Cette maladie affecterait près de 30 % des individus qui n’ont pas été hospitalisés lors de leur COVID-19, souligne Alain Piché, microbiologiste-infectiologue au CIUSSS de l’Estrie–CHUS. Si ces études proviennent de l’étranger, « il n’y a pas de raison de croire que la prévalence est différente au Québec ».

À l’hôpital Sainte-Justine, une équipe multidisciplinaire prend en charge les patients avec des symptômes possibles de cette maladie, explique Valérie Lamarre, pédiatre-infectiologue. « Il y a certainement beaucoup plus d’adolescents qui ne sont pas bien en raison des conditions de vie des 18 derniers mois que d’adolescents qui souffrent de COVID longue, précise-t-elle. Départager les deux est un grand défi. »

« Je ne sais pas si je vais y arriver »

Aujourd’hui, Thomas commence à remonter la pente, mais vit toujours avec « les pires maux de tête » de sa vie, en plus d’éprouver une fatigue intense et d’avoir des problèmes de concentration. « Il n’est jamais redevenu l’enfant qu’il était, se désole sa mère.

Il est mieux, mais a un choc post-traumatique en lien avec la COVID-19. Il a peur d’être malade et vit avec la culpabilité de me l’avoir donnée.

Virginie Gagnon, à propos de son fils Thomas

De son côté, Virginie Gagnon essaie de retrouver sa vie normale. « Je ne sais pas si je vais y arriver », souffle-t-elle. Auparavant en excellente santé, cette dernière vit maintenant avec des troubles cardiaques et pulmonaires. « Je tousse à m’arracher les poumons », ajoute-t-elle.

Virginie Gagnon est perplexe devant l’opposition au port du masque dans les écoles. « Vivre avec la culpabilité d’avoir contaminé un parent qui reste malade et qui passe près de mourir, pour un enfant, c’est beaucoup plus traumatisant », souligne-t-elle.

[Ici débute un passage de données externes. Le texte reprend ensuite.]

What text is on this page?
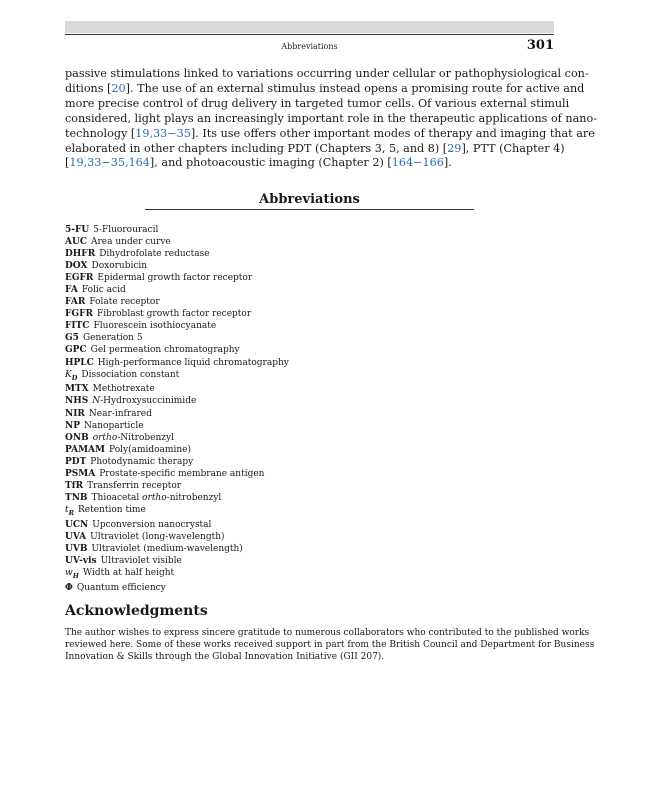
Abbreviations	301
passive stimulations linked to variations occurring under cellular or pathophysiological con-
ditions [20]. The use of an external stimulus instead opens a promising route for active and
more precise control of drug delivery in targeted tumor cells. Of various external stimuli
considered, light plays an increasingly important role in the therapeutic applications of nano-
technology [19,33−35]. Its use offers other important modes of therapy and imaging that are
elaborated in other chapters including PDT (Chapters 3, 5, and 8) [29], PTT (Chapter 4)
[19,33−35,164], and photoacoustic imaging (Chapter 2) [164−166].
Abbreviations
5-FU 5-Fluorouracil
AUC Area under curve
DHFR Dihydrofolate reductase
DOX Doxorubicin
EGFR Epidermal growth factor receptor
FA Folic acid
FAR Folate receptor
FGFR Fibroblast growth factor receptor
FITC Fluorescein isothiocyanate
G5 Generation 5
GPC Gel permeation chromatography
HPLC High-performance liquid chromatography
$K_D$ Dissociation constant
MTX Methotrexate
NHS N-Hydroxysuccinimide
NIR Near-infrared
NP Nanoparticle
ONB ortho-Nitrobenzyl
PAMAM Poly(amidoamine)
PDT Photodynamic therapy
PSMA Prostate-specific membrane antigen
TfR Transferrin receptor
TNB Thioacetal ortho-nitrobenzyl
$t_R$ Retention time
UCN Upconversion nanocrystal
UVA Ultraviolet (long-wavelength)
UVB Ultraviolet (medium-wavelength)
UV-vis Ultraviolet visible
$w_H$ Width at half height
Φ Quantum efficiency
Acknowledgments
The author wishes to express sincere gratitude to numerous collaborators who contributed to the published works
reviewed here. Some of these works received support in part from the British Council and Department for Business
Innovation & Skills through the Global Innovation Initiative (GII 207).
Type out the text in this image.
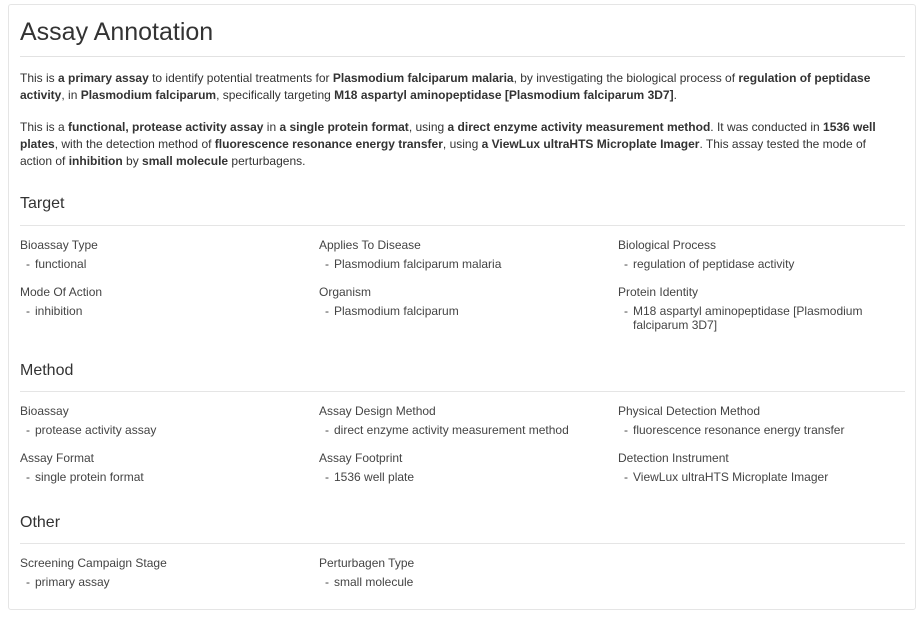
Assay Annotation

This is a primary assay to identify potential treatments for Plasmodium falciparum malaria, by investigating the biological process of regulation of peptidase activity, in Plasmodium falciparum, specifically targeting M18 aspartyl aminopeptidase [Plasmodium falciparum 3D7].

This is a functional, protease activity assay in a single protein format, using a direct enzyme activity measurement method. It was conducted in 1536 well plates, with the detection method of fluorescence resonance energy transfer, using a ViewLux ultraHTS Microplate Imager. This assay tested the mode of action of inhibition by small molecule perturbagens.

Target
Bioassay Type
- functional
Applies To Disease
- Plasmodium falciparum malaria
Biological Process
- regulation of peptidase activity
Mode Of Action
- inhibition
Organism
- Plasmodium falciparum
Protein Identity
- M18 aspartyl aminopeptidase [Plasmodium falciparum 3D7]
Method
Bioassay
- protease activity assay
Assay Design Method
- direct enzyme activity measurement method
Physical Detection Method
- fluorescence resonance energy transfer
Assay Format
- single protein format
Assay Footprint
- 1536 well plate
Detection Instrument
- ViewLux ultraHTS Microplate Imager
Other
Screening Campaign Stage
- primary assay
Perturbagen Type
- small molecule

Si l’on en connaît peu au sujet de la COVID longue à ce jour, André Veillette soutient qu’elle sera « la pandémie après la pandémie ». « Il va y avoir des gens qui ont eu la COVID-19 et qui seront amochés », explique-t-il, en pointant les problèmes médicaux, sociaux et économiques possibles découlant de cette situation. « Chaque personne infectée risque de développer [ce syndrome] », prévient ce dernier.